The show is about two millennial siblings, Cary (out gay actor Drew Tarver) and Brooke Dubek (Heléne Yorke) who must grapple with their younger teen brother Chase's (Case Walker) overnight fame as a viral internet sensation with his pop video as singer Chase Dreams.
Added to this volatile mix is their mother, Pat (Molly Shannon), who is as eager for fame as Chase and is "Hollywood ready."

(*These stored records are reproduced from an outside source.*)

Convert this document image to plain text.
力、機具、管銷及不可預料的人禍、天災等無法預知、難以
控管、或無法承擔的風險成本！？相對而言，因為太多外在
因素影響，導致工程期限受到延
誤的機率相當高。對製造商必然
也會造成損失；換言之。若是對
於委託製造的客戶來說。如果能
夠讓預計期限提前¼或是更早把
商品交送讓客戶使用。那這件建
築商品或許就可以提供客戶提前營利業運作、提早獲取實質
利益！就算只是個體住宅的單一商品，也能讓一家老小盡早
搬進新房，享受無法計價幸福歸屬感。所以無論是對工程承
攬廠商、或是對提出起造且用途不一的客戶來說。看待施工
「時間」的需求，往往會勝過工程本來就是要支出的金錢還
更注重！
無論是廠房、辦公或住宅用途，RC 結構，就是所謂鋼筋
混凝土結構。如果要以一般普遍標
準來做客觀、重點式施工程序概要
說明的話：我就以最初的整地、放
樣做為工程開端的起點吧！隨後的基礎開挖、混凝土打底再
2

The Other Two is just wildly funny, witty and arch and acerbic by turns. This is such a totally relatable and painfully real premise, the characters are people we know (or have been) and it's comedy that doesn't hurt anyone to make its plentiful jokes work. All of which, given the world we are living in now, is pretty good, pretty powerful stuff; on HBO Max. (See Sept. 21 column.)
We're Here
Drag Race legends and alums Bob the Drag Queen, Shangela, and Eureka O'Hara crisscross MAGA America to meet young and older queer people in places that feel a little like purgatory if not hell and change their lives. This is big-box-of-tissues Bette Davis stuff, but OMG is it worth watching. This is one way to give the culture wars a run for their money and smooth those edges; on HBO Max. (See Nov. 26 column>.)
Genera+ion
Boo hiss that this series about LGBTQ+ youth got cancelled after one season, but Genera+ion is an intense and intensely moving delve into life as a young queer/trans/NB person and all the emotional chaos that entails; on HBO Max.